I built an open source self-hosted web application designed to make archiving to S3 Deep Archive simpler and more accessible.

Madman200@alien.top · 1 year ago

I built an open source self-hosted web application designed to make archiving to S3 Deep Archive simpler and more accessible.

patronus6285@alien.top · 1 year ago

Have you thought about using dynamodb to store a catalog of the data?

Madman200@alien.top · 1 year ago

Currently the catalog is a simple H2 database, but using dynamo could be interesting.

I would personally be more inclined to update the application configuration to allow hosting of your own relation database, so you could use the default H2, run a DB in the cloud, or self host something.

Supporting dynamoDB would be difficult because the data layer currently is designed to be relational, although you could definitely argue that a relational DB is overkill for the simplicity of my schemas. Either way tho, switching to noSQL would be a significant refactor

Fair-Equivalent-8651@alien.top · 1 year ago

AWS is not a consumer tool, it’s an enterprise tool. I work with AWS in my day to day, so I had no problem quickly hacking together some scripts to upload my data, even if it wasn’t the most elegant setup. But some of the comments on my original post were saying that they would be interested in S3, but didn’t know where to start. Uploading in bulk to glacier requires at a bare minimum, familiarity with the CLI, but more likely it requires coding knowledge and familiarity with the AWS SDK.

Someone chime in if I’m mistaken, but I know platforms like TrueNAS and QNAP QTS (and presumably the OSes from Synology, Asustor, and TerraMaster) have built-in functionality for automatically uploading folders or datasets to B2 / S3 / etc. At least on TrueNAS and QNAP, you just give it credentials, point to a bucket, and go.

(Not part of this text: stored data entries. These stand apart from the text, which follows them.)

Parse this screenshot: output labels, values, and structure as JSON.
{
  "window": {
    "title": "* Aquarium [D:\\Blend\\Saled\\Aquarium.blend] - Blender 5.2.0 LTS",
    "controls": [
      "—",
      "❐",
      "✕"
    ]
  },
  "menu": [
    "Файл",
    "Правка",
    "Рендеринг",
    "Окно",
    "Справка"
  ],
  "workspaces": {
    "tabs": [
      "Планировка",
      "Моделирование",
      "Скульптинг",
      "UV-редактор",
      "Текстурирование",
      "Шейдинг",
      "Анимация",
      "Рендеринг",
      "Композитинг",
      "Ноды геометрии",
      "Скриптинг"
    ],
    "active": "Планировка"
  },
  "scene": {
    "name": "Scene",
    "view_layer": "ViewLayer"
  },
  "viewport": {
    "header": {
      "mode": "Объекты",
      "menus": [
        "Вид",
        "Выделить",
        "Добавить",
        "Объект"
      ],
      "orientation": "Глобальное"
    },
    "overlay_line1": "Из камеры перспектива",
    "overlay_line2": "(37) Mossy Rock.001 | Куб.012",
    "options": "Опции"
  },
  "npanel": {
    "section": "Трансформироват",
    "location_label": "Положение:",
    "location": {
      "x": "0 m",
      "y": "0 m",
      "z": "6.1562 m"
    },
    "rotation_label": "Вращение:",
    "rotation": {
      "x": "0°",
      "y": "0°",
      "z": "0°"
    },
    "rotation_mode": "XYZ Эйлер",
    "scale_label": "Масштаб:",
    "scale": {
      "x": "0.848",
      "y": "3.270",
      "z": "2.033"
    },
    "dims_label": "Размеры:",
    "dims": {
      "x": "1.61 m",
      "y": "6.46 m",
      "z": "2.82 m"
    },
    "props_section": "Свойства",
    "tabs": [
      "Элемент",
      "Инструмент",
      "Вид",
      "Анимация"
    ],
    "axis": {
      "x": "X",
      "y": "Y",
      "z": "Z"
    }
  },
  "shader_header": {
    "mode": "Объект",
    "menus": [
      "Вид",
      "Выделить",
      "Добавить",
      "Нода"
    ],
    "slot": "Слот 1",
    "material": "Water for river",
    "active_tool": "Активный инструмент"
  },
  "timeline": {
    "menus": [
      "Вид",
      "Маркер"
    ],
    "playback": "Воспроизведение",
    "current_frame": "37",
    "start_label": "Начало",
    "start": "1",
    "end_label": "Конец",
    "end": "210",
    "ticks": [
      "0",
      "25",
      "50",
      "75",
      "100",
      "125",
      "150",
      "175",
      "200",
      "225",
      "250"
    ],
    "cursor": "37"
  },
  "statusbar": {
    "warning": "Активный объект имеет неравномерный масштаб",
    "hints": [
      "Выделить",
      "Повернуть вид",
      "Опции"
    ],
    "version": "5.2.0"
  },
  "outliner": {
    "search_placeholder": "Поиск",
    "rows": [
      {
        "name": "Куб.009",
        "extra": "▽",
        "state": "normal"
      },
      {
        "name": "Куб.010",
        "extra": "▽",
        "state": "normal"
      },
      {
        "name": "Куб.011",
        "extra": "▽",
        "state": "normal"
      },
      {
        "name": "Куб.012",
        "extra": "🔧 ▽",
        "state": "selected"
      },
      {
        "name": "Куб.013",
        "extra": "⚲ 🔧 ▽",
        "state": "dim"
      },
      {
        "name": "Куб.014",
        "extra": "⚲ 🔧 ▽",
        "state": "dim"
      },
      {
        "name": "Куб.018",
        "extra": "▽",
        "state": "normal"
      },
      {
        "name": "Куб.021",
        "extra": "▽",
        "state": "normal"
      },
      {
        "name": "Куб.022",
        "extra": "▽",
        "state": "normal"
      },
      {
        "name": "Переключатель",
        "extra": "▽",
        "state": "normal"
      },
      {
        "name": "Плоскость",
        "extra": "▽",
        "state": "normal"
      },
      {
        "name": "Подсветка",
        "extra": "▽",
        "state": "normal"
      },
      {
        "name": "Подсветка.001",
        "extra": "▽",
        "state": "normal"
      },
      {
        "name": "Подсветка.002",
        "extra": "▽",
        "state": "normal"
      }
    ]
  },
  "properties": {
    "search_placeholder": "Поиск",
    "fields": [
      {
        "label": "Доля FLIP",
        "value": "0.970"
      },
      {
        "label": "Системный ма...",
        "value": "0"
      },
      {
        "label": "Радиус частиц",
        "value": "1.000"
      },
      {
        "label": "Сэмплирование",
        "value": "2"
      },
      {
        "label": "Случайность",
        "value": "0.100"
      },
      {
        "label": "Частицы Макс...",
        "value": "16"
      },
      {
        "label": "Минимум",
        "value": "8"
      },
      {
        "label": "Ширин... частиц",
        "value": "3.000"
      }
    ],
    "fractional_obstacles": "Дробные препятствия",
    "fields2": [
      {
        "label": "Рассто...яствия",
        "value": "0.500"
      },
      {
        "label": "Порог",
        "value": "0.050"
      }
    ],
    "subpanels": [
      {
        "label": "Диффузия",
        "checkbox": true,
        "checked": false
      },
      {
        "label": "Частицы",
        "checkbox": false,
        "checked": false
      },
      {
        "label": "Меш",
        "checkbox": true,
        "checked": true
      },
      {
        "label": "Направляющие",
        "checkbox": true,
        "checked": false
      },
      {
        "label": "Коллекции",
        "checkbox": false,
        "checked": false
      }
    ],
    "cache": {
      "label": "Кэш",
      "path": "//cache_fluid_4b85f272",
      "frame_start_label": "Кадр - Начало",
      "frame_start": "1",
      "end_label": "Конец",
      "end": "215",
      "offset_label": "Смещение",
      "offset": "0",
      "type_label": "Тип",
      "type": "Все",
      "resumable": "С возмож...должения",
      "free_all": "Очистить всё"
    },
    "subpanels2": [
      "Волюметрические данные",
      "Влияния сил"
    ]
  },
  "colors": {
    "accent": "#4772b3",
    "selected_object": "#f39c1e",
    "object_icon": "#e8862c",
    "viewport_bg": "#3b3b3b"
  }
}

It’s great that you’re doing this but are you focusing more on people trying to DIY a solution? Or are you saying what you’ve put together is better than what TrueNAS et al have built in?

lightweaver@alien.top · 1 year ago

/u/Madman200 have you tried using the 1TB monthly free egress that cloudfront offers to handle downloading the exports?

I’ve been experimenting with using Deep Archive myself, and I suspect that if I:

Restore a Deep Archive object
Copy that object to a new S3 bucket
Set up a cloudfront distribution with an S3 origin
Download the object through the Cloudfront distribution

the download would consume the “Always Free” 1TB bandwidth instead of being considered normal data egress.

I’m pretty sure 1TB out to a single IP address is an unintentional use, but Cloudfront + S3 looks like a normal CDN-type use to me.

I’m just waiting for a restore to complete before trying this and seeing what shows up on my AWS bill.

patronus6285@alien.top · 1 year ago

I’m surprised this hasn’t been modded down more since it seems like it’s forbidden to mention anything other than backblaze on this subreddit.